We’ve all seen someone searching for a quarter at the checkout counter, struggling with a heavy door, or scrabbling to pick up a dropped item while juggling too many things. Or how many times have we witnessed a misunderstanding that we could straighten out? When we witness someone in need, how often do we decide to step up or speak up and help? There are times when we have the power to assist another. Sadly, many of us pass up these opportunities and choose to remain anonymous.

Moments like this happen all the time. Kabbalists teach that this is a form of lashon hara, or negative speech, that does as much to disconnect us from the Light as malicious gossip or unkind words. Few of us realize choosing not to say anything positive is just as bad as saying something negative.

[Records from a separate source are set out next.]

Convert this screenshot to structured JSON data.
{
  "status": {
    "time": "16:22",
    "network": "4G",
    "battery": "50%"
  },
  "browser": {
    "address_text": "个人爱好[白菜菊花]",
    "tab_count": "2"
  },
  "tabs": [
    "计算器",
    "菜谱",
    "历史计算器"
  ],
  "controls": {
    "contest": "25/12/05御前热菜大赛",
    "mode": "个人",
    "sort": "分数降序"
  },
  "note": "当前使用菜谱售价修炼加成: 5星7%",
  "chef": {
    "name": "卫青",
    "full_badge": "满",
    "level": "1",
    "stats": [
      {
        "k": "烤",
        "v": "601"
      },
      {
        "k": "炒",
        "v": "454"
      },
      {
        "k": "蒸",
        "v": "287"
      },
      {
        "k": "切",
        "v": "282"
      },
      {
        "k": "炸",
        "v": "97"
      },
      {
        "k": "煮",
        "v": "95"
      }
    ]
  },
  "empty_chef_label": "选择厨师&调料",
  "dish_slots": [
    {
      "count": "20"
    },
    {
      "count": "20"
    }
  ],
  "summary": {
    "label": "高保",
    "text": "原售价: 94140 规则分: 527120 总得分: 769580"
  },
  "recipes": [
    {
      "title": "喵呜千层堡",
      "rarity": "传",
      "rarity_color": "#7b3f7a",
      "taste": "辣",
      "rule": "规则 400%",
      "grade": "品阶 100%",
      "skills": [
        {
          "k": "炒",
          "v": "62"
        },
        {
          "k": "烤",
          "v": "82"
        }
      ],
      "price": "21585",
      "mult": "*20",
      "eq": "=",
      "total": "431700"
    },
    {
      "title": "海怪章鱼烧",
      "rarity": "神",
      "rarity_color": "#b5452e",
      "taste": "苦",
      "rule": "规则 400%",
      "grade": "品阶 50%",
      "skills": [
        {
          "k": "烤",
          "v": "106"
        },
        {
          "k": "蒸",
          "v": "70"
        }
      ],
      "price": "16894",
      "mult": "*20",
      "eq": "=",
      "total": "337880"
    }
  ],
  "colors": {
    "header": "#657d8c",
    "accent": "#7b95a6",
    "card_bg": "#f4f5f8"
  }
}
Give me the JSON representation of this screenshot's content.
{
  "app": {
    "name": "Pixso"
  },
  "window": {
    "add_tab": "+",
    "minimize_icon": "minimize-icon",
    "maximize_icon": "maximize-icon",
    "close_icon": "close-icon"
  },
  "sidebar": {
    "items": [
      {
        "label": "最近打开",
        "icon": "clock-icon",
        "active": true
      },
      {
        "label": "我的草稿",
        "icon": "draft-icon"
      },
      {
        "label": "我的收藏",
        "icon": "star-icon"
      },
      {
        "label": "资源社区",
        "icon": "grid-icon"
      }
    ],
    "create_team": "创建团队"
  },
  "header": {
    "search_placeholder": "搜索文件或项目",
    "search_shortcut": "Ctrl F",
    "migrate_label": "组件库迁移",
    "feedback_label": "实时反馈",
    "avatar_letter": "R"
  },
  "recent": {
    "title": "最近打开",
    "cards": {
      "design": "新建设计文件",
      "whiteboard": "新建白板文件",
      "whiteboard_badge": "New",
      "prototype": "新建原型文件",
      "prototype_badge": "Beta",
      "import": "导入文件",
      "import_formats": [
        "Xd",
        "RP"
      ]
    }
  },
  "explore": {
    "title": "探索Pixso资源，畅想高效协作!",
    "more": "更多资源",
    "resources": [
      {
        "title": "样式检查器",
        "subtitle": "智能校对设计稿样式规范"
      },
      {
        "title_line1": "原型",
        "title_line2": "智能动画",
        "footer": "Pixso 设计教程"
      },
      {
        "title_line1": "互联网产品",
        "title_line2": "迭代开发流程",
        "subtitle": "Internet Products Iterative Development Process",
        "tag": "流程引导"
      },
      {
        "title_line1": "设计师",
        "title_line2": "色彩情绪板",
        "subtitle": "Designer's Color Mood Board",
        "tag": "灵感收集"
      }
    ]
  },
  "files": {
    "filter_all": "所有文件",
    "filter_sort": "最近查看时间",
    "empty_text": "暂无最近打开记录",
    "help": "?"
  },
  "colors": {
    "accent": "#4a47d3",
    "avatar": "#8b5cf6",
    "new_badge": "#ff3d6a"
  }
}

Other forms of negative speech are more obvious. Gossip is clearly problematic since even seemingly mild comments about another can have damaging results. Kabbalists warn that speaking ill of another is worse than physically harming someone, for we can apologize for hurting someone, but we can never take away the effects of ruining someone’s reputation. Negative self-talk is also something we ought to keep in check. The unkind words we direct towards ourselves can be the catalyst of a downward spiral towards negative emotions like self-doubt, jealousy, or sadness.

Lashon hara includes not only the words that escape us, but the words that do not. The chance to help another is really an opportunity for you to change your nature. Sometimes all that is necessary is a kind word of encouragement. Other times, the role we play is great, standing against injustice or the ego-driven actions of others. Either way, our mission is to act. Michael Berg says, "By deciding not to speak or act on their behalf, we not only miss an opportunity to help, but we diminish the Light of our own souls."

The trap our egos lay for us is the notion that small deeds do not matter. We are well aware of how great gestures can spark positive transformation. History does not let us forget the likes of Martin Luther King, Jr. or Susan B. Anthony. We think that small gestures don’t matter. We can easily forget how important small steps are in moving towards change.

Our words are significant. Our words are powerful. They have the potential to change the course of one’s life. Indeed, they have the power to change the world. “One of the things that makes choosing not to help and lashon hara, negative or evil speech, so insidious,” says Michael Berg, “is that words themselves seem like such small, unimportant things.” We can occasionally allow ourselves small negative deeds, thinking it’s only the big stuff that matters. Yet, sometimes it’s the small stuff that matters most.

Rav Ashlag taught that how we view ourselves determines who we are. When we see the spark of Light within ourselves we are more likely to use it, share it, and allow it to benefit others. We all hold the potential to create wonderful change in the world. But we can only achieve miracles if we believe it is in our power to do so. Inaction cuts us off from the Light of the Creator. Our job then is to share with our voices and our actions. "Every word we say matters,” says Michael Berg, “because we ourselves matter."